# Easter Weekend



## pudding57 (Nov 6, 2010)

Hi everyone 
We have been doing a lot of exploring around the Caldas areas and have been blessed with excellent warm weather (not today though, but welcome rain nonetheless, at least it washed the car clean!). I assume the weekend will be busy but was wondering if anyone around the area is perhaps thinking of meeting up somewhere for a drink? There is the Easter Monday lunch to look forward to but Saturday night is still free!!! Anyone up to meeting a couple of new faces around S.Martinho?


----------



## silvers (Sep 22, 2008)

If I had my car back I would, like a shot.


----------



## pudding57 (Nov 6, 2010)

I am going to take a wander up to town this morning and will post the name of a place later on.


----------



## pudding57 (Nov 6, 2010)

*Easter*

Hi again
If anyone is happy to meet up for a drink, etc., on Saturday night, what about the English Bar, Martinhos Cafe Bar around 5.30 or 6-ish? We met Mike, the owner and his new Cheffie this afternoon and tried one of their burgers. The chips were excellent too! 
We look forward to meeting up.
Regards
Elsa & Bill


----------



## silvers (Sep 22, 2008)

Dear Elsa and Bill,
you won't get many takers to meet you there.


----------



## pudding57 (Nov 6, 2010)

*Easter*



silvers said:


> Dear Elsa and Bill,
> you won't get many takers to meet you there.

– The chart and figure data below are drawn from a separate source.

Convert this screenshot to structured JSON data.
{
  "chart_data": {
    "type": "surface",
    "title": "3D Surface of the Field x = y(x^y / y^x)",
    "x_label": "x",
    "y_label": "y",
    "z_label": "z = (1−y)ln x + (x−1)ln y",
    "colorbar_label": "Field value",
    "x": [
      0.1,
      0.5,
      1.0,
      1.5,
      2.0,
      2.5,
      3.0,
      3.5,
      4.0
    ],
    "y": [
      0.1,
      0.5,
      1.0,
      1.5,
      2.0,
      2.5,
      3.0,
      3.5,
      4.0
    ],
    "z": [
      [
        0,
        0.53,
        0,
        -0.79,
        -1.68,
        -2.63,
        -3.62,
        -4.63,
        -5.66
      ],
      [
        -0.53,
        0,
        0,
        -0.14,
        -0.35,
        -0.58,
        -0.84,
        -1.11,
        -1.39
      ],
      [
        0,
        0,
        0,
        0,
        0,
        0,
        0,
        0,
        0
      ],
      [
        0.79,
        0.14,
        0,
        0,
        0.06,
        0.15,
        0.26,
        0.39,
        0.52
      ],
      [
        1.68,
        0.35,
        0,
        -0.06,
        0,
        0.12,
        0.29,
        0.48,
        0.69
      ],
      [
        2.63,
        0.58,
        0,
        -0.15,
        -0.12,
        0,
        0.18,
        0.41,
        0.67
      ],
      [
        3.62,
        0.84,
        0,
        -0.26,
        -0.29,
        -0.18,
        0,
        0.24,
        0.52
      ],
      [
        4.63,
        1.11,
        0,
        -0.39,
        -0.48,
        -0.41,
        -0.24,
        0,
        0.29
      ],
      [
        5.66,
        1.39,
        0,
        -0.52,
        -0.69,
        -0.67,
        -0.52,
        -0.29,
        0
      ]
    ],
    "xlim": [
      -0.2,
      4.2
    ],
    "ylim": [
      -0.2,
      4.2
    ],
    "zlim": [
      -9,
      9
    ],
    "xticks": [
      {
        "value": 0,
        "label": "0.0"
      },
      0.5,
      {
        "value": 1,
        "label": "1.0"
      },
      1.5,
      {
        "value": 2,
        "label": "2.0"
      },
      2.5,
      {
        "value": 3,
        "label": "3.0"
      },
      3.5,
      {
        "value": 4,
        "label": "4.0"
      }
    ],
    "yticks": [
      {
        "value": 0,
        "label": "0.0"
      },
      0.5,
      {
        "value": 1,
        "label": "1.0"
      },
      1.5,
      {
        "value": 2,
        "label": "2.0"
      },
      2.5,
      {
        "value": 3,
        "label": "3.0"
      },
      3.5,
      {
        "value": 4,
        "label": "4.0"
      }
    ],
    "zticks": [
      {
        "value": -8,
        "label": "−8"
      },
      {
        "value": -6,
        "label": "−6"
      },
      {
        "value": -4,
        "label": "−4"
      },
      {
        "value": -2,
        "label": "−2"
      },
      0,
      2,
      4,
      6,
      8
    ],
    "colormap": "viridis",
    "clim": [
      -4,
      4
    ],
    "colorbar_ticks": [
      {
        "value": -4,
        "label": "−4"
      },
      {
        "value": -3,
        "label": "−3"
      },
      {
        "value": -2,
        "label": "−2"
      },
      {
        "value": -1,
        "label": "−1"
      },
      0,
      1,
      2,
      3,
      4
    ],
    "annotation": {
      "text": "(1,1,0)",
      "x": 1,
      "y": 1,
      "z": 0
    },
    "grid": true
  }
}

Oh?? Well, I am obviously not in the know of what is happening in the community but am open to any suggestion of where an acceptable place will be!!


----------



## stephanie (Nov 11, 2008)

pudding57 said:


> Oh?? Well, I am obviously not in the know of what is happening in the community but am open to any suggestion of where an acceptable place will be!!


Anywhere except the English bar!


----------



## pudding57 (Nov 6, 2010)

*Easter*



stephanie said:


> Anywhere except the English bar!


Hi again - Isnt it miserable and wet this morning!!

I dont really know any place names (yet) so we are just going to sit somewhere and have a snifter on Saturday, possibly that place in the square near (or on the way to) the Tourist Bureau! Cheers!!


----------